Paris la blanche, une histoire d’exil et d’amour.

Prix France Bleu au Festival International du Film de Saint-Jean-de-Luz
Du 11 au 16 mai 2017
Soirée-débat mardi 16 à 20h30

Présenté par Françoise Fouillé
Film français (mars 2017, 1h26) de Lidia Terki avec Tassadit Mandi, Zahir Bouzerar, Karole Rocher, Sébastien Houbani, Dan Herzberg et Marie Denarnaud
Titre original : Toivon tuolla puolen
Distributeur : ARP Sélection
PREMIER LONG MÉTRAGE

Synopsis : Sans nouvelles de son mari, Rekia, soixante-dix ans, quitte pour la première fois l’Algérie pour ramener Nour au village. Mais l’homme qu’elle finit par retrouver est devenu un étranger.

Voici un modeste film, rare et profond, qui n’occupera pas les salles longtemps, n’affiche aucun nom connu, de réalisateur, acteur ou autre star du cinéma.
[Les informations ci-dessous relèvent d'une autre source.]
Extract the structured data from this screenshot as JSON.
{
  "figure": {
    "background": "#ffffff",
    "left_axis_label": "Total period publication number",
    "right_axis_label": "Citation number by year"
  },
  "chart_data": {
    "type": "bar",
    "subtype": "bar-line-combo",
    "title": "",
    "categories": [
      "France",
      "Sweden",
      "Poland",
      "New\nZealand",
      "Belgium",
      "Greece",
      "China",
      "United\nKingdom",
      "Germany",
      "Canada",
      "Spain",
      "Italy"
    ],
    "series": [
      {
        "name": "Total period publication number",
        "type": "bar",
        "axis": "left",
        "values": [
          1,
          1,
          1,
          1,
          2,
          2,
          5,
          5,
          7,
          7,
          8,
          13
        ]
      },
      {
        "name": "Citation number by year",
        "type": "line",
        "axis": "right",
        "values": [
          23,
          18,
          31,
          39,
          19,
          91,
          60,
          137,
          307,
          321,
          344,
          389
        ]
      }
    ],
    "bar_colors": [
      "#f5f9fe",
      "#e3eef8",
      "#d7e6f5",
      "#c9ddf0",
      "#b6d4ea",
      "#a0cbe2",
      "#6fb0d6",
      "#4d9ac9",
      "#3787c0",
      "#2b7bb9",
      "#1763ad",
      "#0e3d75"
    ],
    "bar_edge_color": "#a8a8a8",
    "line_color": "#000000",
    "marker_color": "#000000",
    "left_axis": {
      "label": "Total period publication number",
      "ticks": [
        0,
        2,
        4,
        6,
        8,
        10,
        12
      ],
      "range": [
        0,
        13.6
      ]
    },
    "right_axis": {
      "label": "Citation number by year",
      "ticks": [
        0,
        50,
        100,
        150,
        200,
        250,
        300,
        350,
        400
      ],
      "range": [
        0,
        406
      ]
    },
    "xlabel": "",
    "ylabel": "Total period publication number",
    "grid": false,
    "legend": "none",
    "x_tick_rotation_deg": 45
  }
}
Et pourtant, avec de petits moyens, la réalisatrice, Lidia Leber Terki, franco-algérienne, nous livre une belle histoire, dramatique et sentimentale, qui raconte un peu celle de ses propres parents, une histoire d’exil, de trajet au-delà des mers, de la découverte d’une terre inconnue et de cette nouvelle vie, non choisie mais imposée par les circonstances de l’Histoire.
Nous avons donc Rekia, une femme kabyle âgée de 70 ans, qui n’a visiblement jamais quitté son Algérie natale, et qui se lance dans improbable voyage qui la mène d’Alger à Marseille en bateau ( ce qui nous vaut de très jolis plans larges sur cette belle mer bleue) et une furtive rencontre avec une dame qui dit que  » les Français n’ont pas été très propres » sous-entendu pendant la guerre d’Algérie, à quoi ReKia répond que pendant les guerres personne n’est propre..).
Arrivée à Marseille, où Rekia est filmée de façon incongrue, vue d’en haut perdue dans ce nouvel espace, ou dans un plan traversé par une passerelle. Ensuite traversée de la France en TGV et arrivée dans la capitale, dans un de ces quartiers de l’est qui abritent encore des immigrés.
C’est lorsque Rekia quitte l’hôtel où elle cherche son mari, que j’ai remarqué pour la première fois le bruit. Celui des roulettes de sa valise, sans aucun autre son ajouté, qui revient dans la bande-son, lancinant, dans le couloir du foyer par exemple, le bruit de la valise, le bruit de l’exil.
Paradoxalement c’est à Paris que Rekia fait ses plus belles rencontres, avec des immigrés qui vont l’aider, un Syrien, une jeune française aussi, Tara, qui montre que la solidarité existe, que le monde mondialisé n’est pas aussi noir que les médias nous le disent. A Paris beaucoup d’associations, de riverains apportent spontanément leur aide à ces réfugiés en détresse . ( J’ai la voix de François Ruffin qui parle à France-inter ! ).
Donc après ces beaux portraits de gens ordinaires, Rekia arrive enfin dans une banlieue industrielle à retrouver Nour son cher et bien aimé mari, dont elle est séparée pour cause de travail depuis 48 ans (chiffre que les nouveaux exilés n’arrivent pas à croire). Et comme Rekia nous découvrons, l’environnement industriel et chaotique, la chambre minuscule, avec vue sur le béton qu’habite Nour depuis sa retraite ( 3 -4 ans). Et comme elle, nous observons les objets, la petite plaque de cuisson, le lit, le lavabo qui sert aussi d’évier, la minuscule penderie, et là nous pensons comme Rekia que Nour vivrait bien mieux dans sa maison, perdue dans les montagnes et la verdure de Kabylie.
Mais voilà trop de temps a passé, Nour ne connaît pas ses propres enfants, aperçus au cours des vacances au bled, il ne connaît plus ce pays dont il parle la langue, qui était le sien, la Kabylie mais relégué dans ces foyers perdus, il ne connaît pas non plus son pays  » d’accueil » la France et Paris dont il n’a même pas visité le monument le plus emblématique et mondialisé la Tour Eiffel.
Le film peu à peu monte en puissance émotionnelle, à partir du voyage en bus, qui fait symboliquement le tour, la boucle et emporte deux êtres qui s’aiment, mais qui savent en s’étreignant sur un quai de la gare de Lyon, qu’ils ne se reverront jamais, de toute éternité.
Oui c’était un beau film, simple et ténu qui parle de nous-mêmes.